M.Sc. student under the supervision of Prof. Dana Ron

Wednesday, January 11^th 2017 at 15:30

Room 011, Kitot Bldg., Faculty of Engineering

On finding small subgraphs in bounded-degree graphs

Abstract

We study the problem of finding a copy of a subgraph H in a graph G that is far from being free of having copies of H. We consider this problem in the bounded-degree graphs model. In this model, each of the n vertices has at most d neighbors, and an algorithm is allowed to make queries regarding the neighbors of vertices in the graph. The graph is said to be $\epsilon$-far from being H-free if more than $\epsilon$dn of its edges must be deleted to make the graph free from having copies of H.

We present an algorithm for finding a copy of H in graphs that are e-far from being H-free and have bounded (constant) treewidth. This algorithm makes a number of queries that is polynomial in 1/$\epsilon$, the size of H and the degree bound d. The complexity of the algorithm is independent of the number of vertices, n.

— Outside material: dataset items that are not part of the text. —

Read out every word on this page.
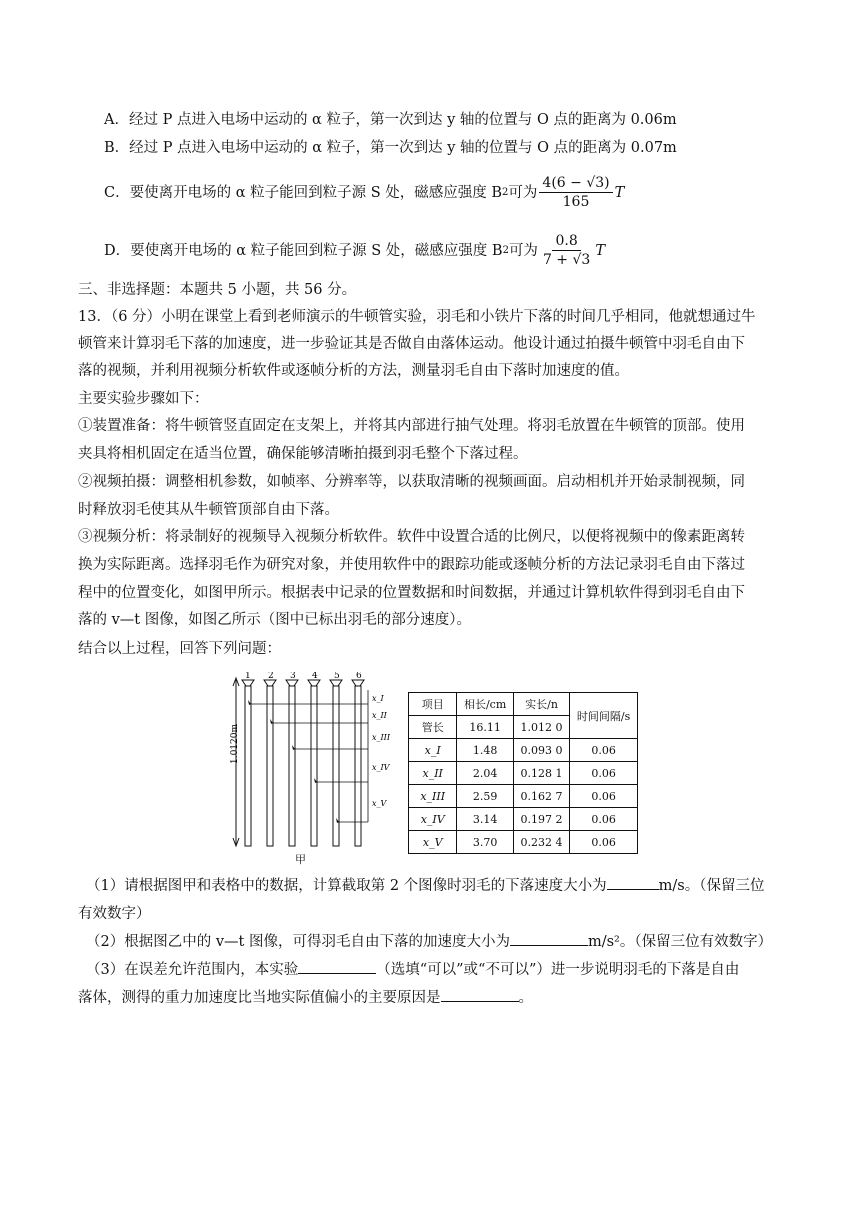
A．经过 P 点进入电场中运动的 α 粒子，第一次到达 y 轴的位置与 O 点的距离为 0.06m
B．经过 P 点进入电场中运动的 α 粒子，第一次到达 y 轴的位置与 O 点的距离为 0.07m
C．要使离开电场的 α 粒子能回到粒子源 S 处，磁感应强度 B 2 可为 $\frac{4(6 - √3)}{165}$ T
D．要使离开电场的 α 粒子能回到粒子源 S 处，磁感应强度 B 2 可为 $\frac{0.8}{7 + √3}$ T
三、非选择题：本题共 5 小题，共 56 分。
13．（6 分）小明在课堂上看到老师演示的牛顿管实验，羽毛和小铁片下落的时间几乎相同，他就想通过牛
顿管来计算羽毛下落的加速度，进一步验证其是否做自由落体运动。他设计通过拍摄牛顿管中羽毛自由下
落的视频，并利用视频分析软件或逐帧分析的方法，测量羽毛自由下落时加速度的值。
主要实验步骤如下：
①装置准备：将牛顿管竖直固定在支架上，并将其内部进行抽气处理。将羽毛放置在牛顿管的顶部。使用
夹具将相机固定在适当位置，确保能够清晰拍摄到羽毛整个下落过程。
②视频拍摄：调整相机参数，如帧率、分辨率等，以获取清晰的视频画面。启动相机并开始录制视频，同
时释放羽毛使其从牛顿管顶部自由下落。
③视频分析：将录制好的视频导入视频分析软件。软件中设置合适的比例尺，以便将视频中的像素距离转
换为实际距离。选择羽毛作为研究对象，并使用软件中的跟踪功能或逐帧分析的方法记录羽毛自由下落过
程中的位置变化，如图甲所示。根据表中记录的位置数据和时间数据，并通过计算机软件得到羽毛自由下
落的 v—t 图像，如图乙所示（图中已标出羽毛的部分速度）。
结合以上过程，回答下列问题：
1.0120m
1 2 3 4 5 6
x_I
x_II
x_III
x_IV
x_V
项目	相长/cm	实长/n	时间间隔/s
管长	16.11	1.012 0	
x_I	1.48	0.093 0	0.06
x_II	2.04	0.128 1	0.06
x_III	2.59	0.162 7	0.06
x_IV	3.14	0.197 2	0.06
x_V	3.70	0.232 4	0.06
甲
（1）请根据图甲和表格中的数据，计算截取第 2 个图像时羽毛的下落速度大小为	m/s。（保留三位
有效数字）
（2）根据图乙中的 v—t 图像，可得羽毛自由下落的加速度大小为	m/s²。（保留三位有效数字）
（3）在误差允许范围内，本实验	（选填“可以”或“不可以”）进一步说明羽毛的下落是自由
落体，测得的重力加速度比当地实际值偏小的主要原因是	。
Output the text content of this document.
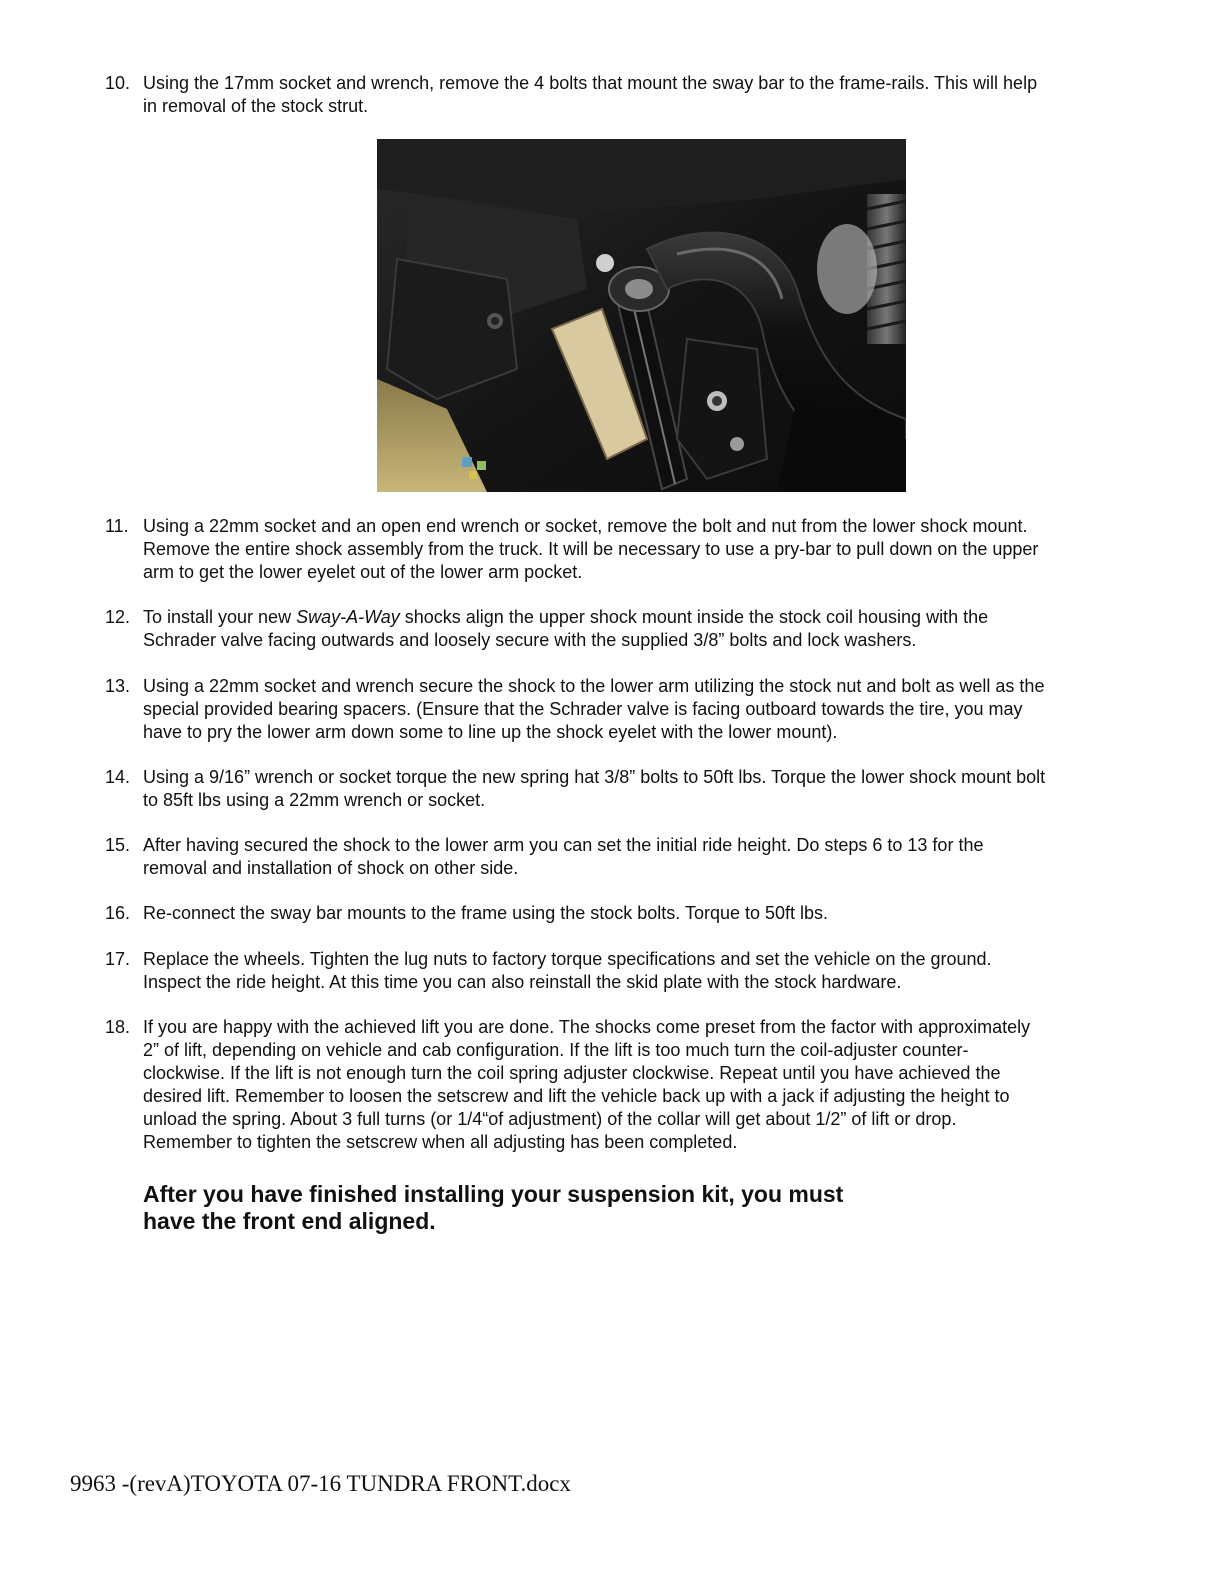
10. Using the 17mm socket and wrench, remove the 4 bolts that mount the sway bar to the frame-rails. This will help
in removal of the stock strut.
11. Using a 22mm socket and an open end wrench or socket, remove the bolt and nut from the lower shock mount.
Remove the entire shock assembly from the truck. It will be necessary to use a pry-bar to pull down on the upper
arm to get the lower eyelet out of the lower arm pocket.
12. To install your new Sway-A-Way shocks align the upper shock mount inside the stock coil housing with the
Schrader valve facing outwards and loosely secure with the supplied 3/8” bolts and lock washers.
13. Using a 22mm socket and wrench secure the shock to the lower arm utilizing the stock nut and bolt as well as the
special provided bearing spacers. (Ensure that the Schrader valve is facing outboard towards the tire, you may
have to pry the lower arm down some to line up the shock eyelet with the lower mount).
14. Using a 9/16” wrench or socket torque the new spring hat 3/8” bolts to 50ft lbs. Torque the lower shock mount bolt
to 85ft lbs using a 22mm wrench or socket.
15. After having secured the shock to the lower arm you can set the initial ride height. Do steps 6 to 13 for the
removal and installation of shock on other side.
16. Re-connect the sway bar mounts to the frame using the stock bolts. Torque to 50ft lbs.
17. Replace the wheels. Tighten the lug nuts to factory torque specifications and set the vehicle on the ground.
Inspect the ride height. At this time you can also reinstall the skid plate with the stock hardware.
18. If you are happy with the achieved lift you are done. The shocks come preset from the factor with approximately
2” of lift, depending on vehicle and cab configuration. If the lift is too much turn the coil-adjuster counter-
clockwise. If the lift is not enough turn the coil spring adjuster clockwise. Repeat until you have achieved the
desired lift. Remember to loosen the setscrew and lift the vehicle back up with a jack if adjusting the height to
unload the spring. About 3 full turns (or 1/4“of adjustment) of the collar will get about 1/2” of lift or drop.
Remember to tighten the setscrew when all adjusting has been completed.
After you have finished installing your suspension kit, you must
have the front end aligned.
9963 -(revA)TOYOTA 07-16 TUNDRA FRONT.docx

We also present an algorithm for the special case in which H is a path of length k. Our algorithm uses specific properties of graphs that are far from having k-paths. Finding k-paths was previously studied by Reznik (Master's thesis, Weizmann Institute of Science, 2011). Reznik gave an algorithm for the case in which G is cycle-free, where the query complexity of the algorithm is polynomial in k, d and 1/$\epsilon$. We propose a conjecture that, if proven to be true, implies that our algorithm works for any graph that is $\epsilon$-far from being k-path free with query complexity polynomial in k, d, and 1/$\epsilon$. As a sanity check, we establish the conjecture for cycle-free graphs.

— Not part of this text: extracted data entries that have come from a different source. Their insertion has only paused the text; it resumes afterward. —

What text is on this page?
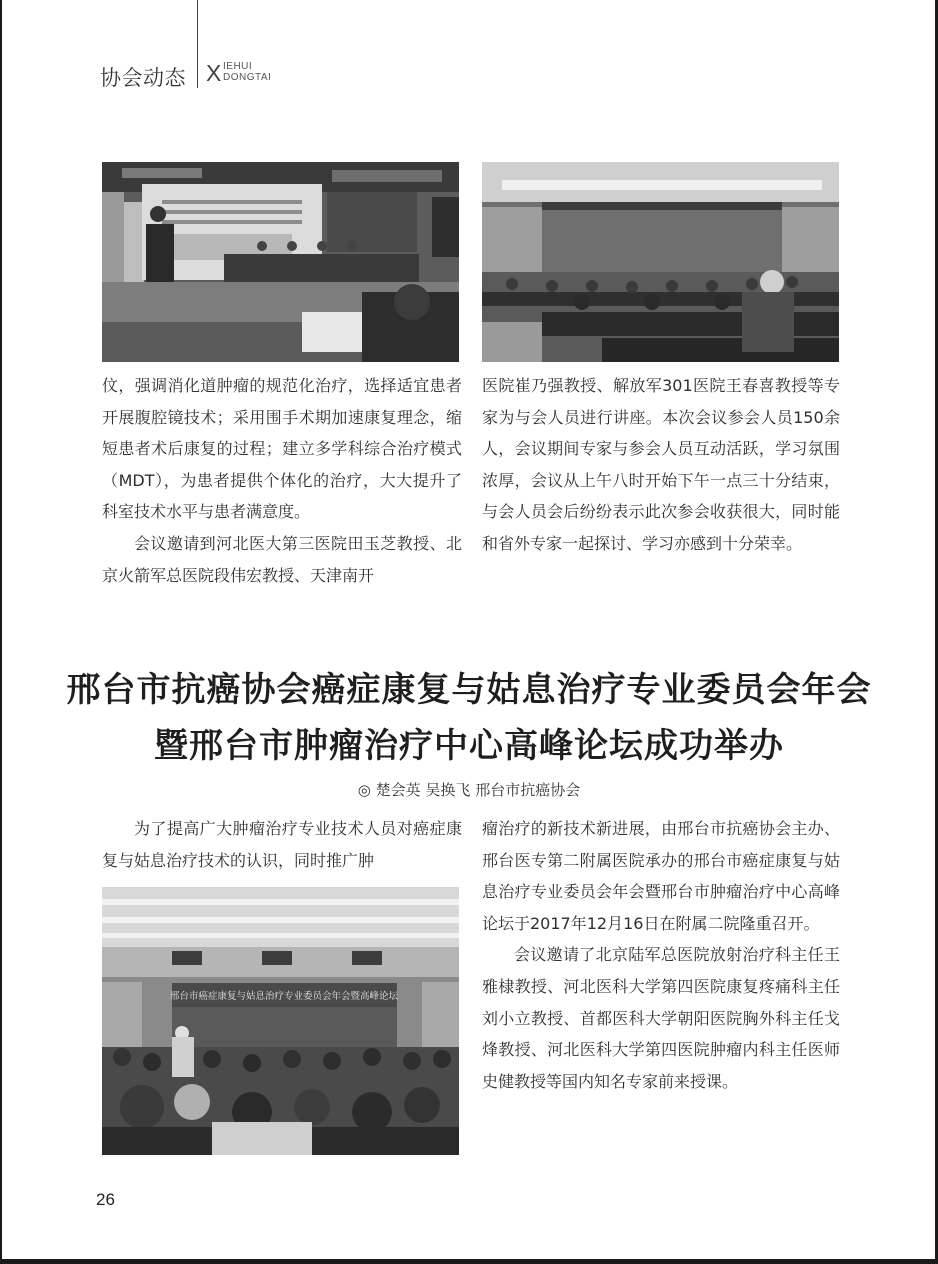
协会动态 X IEHUI
DONGTAI

伩，强调消化道肿瘤的规范化治疗，选择适宜患者开展腹腔镜技术；采用围手术期加速康复理念，缩短患者术后康复的过程；建立多学科综合治疗模式（MDT），为患者提供个体化的治疗，大大提升了科室技术水平与患者满意度。

会议邀请到河北医大第三医院田玉芝教授、北京火箭军总医院段伟宏教授、天津南开

医院崔乃强教授、解放军301医院王春喜教授等专家为与会人员进行讲座。本次会议参会人员150余人，会议期间专家与参会人员互动活跃，学习氛围浓厚，会议从上午八时开始下午一点三十分结束，与会人员会后纷纷表示此次参会收获很大，同时能和省外专家一起探讨、学习亦感到十分荣幸。

邢台市抗癌协会癌症康复与姑息治疗专业委员会年会
暨邢台市肿瘤治疗中心高峰论坛成功举办
◎ 楚会英 吴换飞 邢台市抗癌协会

为了提高广大肿瘤治疗专业技术人员对癌症康复与姑息治疗技术的认识，同时推广肿

邢台市癌症康复与姑息治疗专业委员会年会暨高峰论坛

瘤治疗的新技术新进展，由邢台市抗癌协会主办、邢台医专第二附属医院承办的邢台市癌症康复与姑息治疗专业委员会年会暨邢台市肿瘤治疗中心高峰论坛于2017年12月16日在附属二院隆重召开。

会议邀请了北京陆军总医院放射治疗科主任王雅棣教授、河北医科大学第四医院康复疼痛科主任刘小立教授、首都医科大学朝阳医院胸外科主任戈烽教授、河北医科大学第四医院肿瘤内科主任医师史健教授等国内知名专家前来授课。

26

(The talk will be given in English)

Speaker: Dr. Ron Rothblum

Weizmann Institute

Monday, January 2nd, 2017 15:00 - 16:00

Room 011, Kitot Bldg., Faculty of Engineering

How to prove the correctness of computations

Abstract

Efficient proof verification is at the heart of the study of computation. Seminal results such as the IP=PSPACE Theorem [LFKN92,Shamir92] and the PCP theorem [AS92,ALMSS92] show that even highly complicated statements can be verified extremely efficiently. We study the complexity of proving statements using interactive protocols. Specifically, what statements can be proved by a polynomial-time prover to a super-efficient verifier. Our main results show that these proof-system are remarkably powerful: it is possible to prove the correctness of general computations such that (1) the prover runs in polynomial-time, (2) the verifier runs in linear-time (and in some conditions in sublinear-time) and (3) the interaction consists of only a constant number of communication rounds (and in some settings just a single round). These proof-systems are motivated by, and have applications for, delegating computations in a cloud computing environment, and guaranteeing that they were performed correctly.

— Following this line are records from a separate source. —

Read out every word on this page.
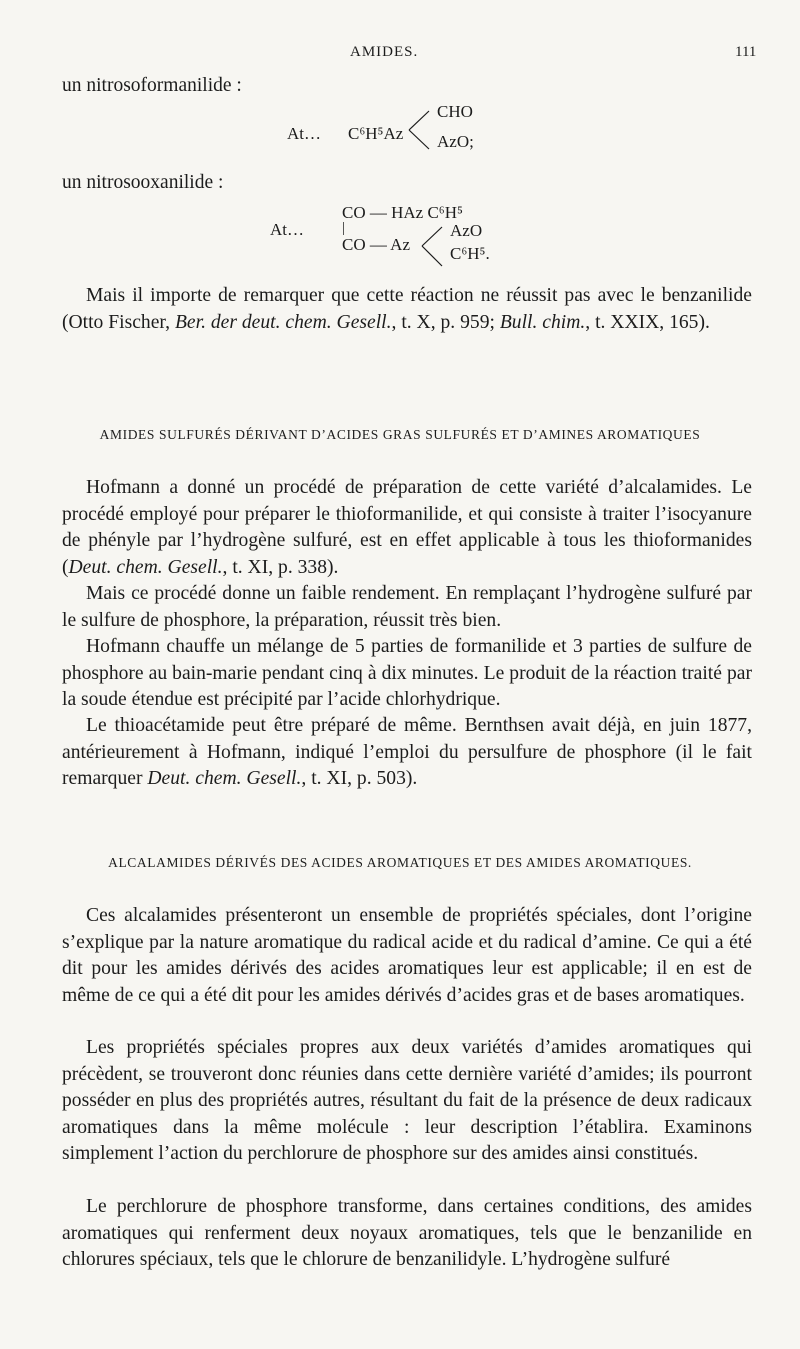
AMIDES.	111
un nitrosoformanilide :
At… C⁶H⁵Az
CHO
AzO;
un nitrosooxanilide :
At…
CO — HAz C⁶H⁵
|
CO — Az
AzO
C⁶H⁵.

Mais il importe de remarquer que cette réaction ne réussit pas avec le benzanilide (Otto Fischer, Ber. der deut. chem. Gesell., t. X, p. 959; Bull. chim., t. XXIX, 165).

AMIDES SULFURÉS DÉRIVANT D’ACIDES GRAS SULFURÉS ET D’AMINES AROMATIQUES

Hofmann a donné un procédé de préparation de cette variété d’alcalamides. Le procédé employé pour préparer le thioformanilide, et qui consiste à traiter l’isocyanure de phényle par l’hydrogène sulfuré, est en effet applicable à tous les thioformanides (Deut. chem. Gesell., t. XI, p. 338).

Mais ce procédé donne un faible rendement. En remplaçant l’hydrogène sulfuré par le sulfure de phosphore, la préparation, réussit très bien.

Hofmann chauffe un mélange de 5 parties de formanilide et 3 parties de sulfure de phosphore au bain-marie pendant cinq à dix minutes. Le produit de la réaction traité par la soude étendue est précipité par l’acide chlorhydrique.

Le thioacétamide peut être préparé de même. Bernthsen avait déjà, en juin 1877, antérieurement à Hofmann, indiqué l’emploi du persulfure de phosphore (il le fait remarquer Deut. chem. Gesell., t. XI, p. 503).

ALCALAMIDES DÉRIVÉS DES ACIDES AROMATIQUES ET DES AMIDES AROMATIQUES.

Ces alcalamides présenteront un ensemble de propriétés spéciales, dont l’origine s’explique par la nature aromatique du radical acide et du radical d’amine. Ce qui a été dit pour les amides dérivés des acides aromatiques leur est applicable; il en est de même de ce qui a été dit pour les amides dérivés d’acides gras et de bases aromatiques.

Les propriétés spéciales propres aux deux variétés d’amides aromatiques qui précèdent, se trouveront donc réunies dans cette dernière variété d’amides; ils pourront posséder en plus des propriétés autres, résultant du fait de la présence de deux radicaux aromatiques dans la même molécule : leur description l’établira. Examinons simplement l’action du perchlorure de phosphore sur des amides ainsi constitués.

Le perchlorure de phosphore transforme, dans certaines conditions, des amides aromatiques qui renferment deux noyaux aromatiques, tels que le benzanilide en chlorures spéciaux, tels que le chlorure de benzanilidyle. L’hydrogène sulfuré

(The talk will be given in English)

Speaker:     Dr. Daniel Soudry
                    Department of Statistics, Columbia University

Wednesday, January 18^th, 2017
15:00 - 16:00

Room 011, Kitot Bldg., Faculty of Engineering

Resource Efficient deep Learning

Abstract

Background: The recent success of deep neural networks (DNNs) relies on large computational resources (memory, energy, area and processing power). These resources pose a major bottleneck in our ability to train better models, and to use these models on low power devices (e.g., mobile phones). However, current generation DNNs seem tremendously wasteful, especially in comparison to the brain (which consumes only 12W). For example, typical DNNs use 32bit floating point operations, while the brain typically operates using binary spikes and with limited synaptic precision. Achieving such low precision in DNNs can significantly improve memory, speed and energy. However, until recently, 8 bits appeared to be the lowest possible limit.

Results: We show that it is possible to significantly quantize (even down to 1 bit) the activations and weights of DNNs trained by a variant of the backpropagation algorithm, while preserving good performance on various benchmarks (e.g., MNIST, ImageNet). Interestingly, the algorithm originated from first principles: we developed a closed form analytical approximation to the Bayes rule update of the posterior distribution of the binary DNN weights. At run-time, such a binarized DNN requires 32-fold less memory, is 7 times faster (using dedicated GPU kernels), and is at least 10-fold more energy efficient (using dedicated hardware). This can enable the use of trained DNNs in low power devices. Additional benefits are expected at train-time by further quantizing the gradients, potentially allowing larger and more sophisticated models to be trained.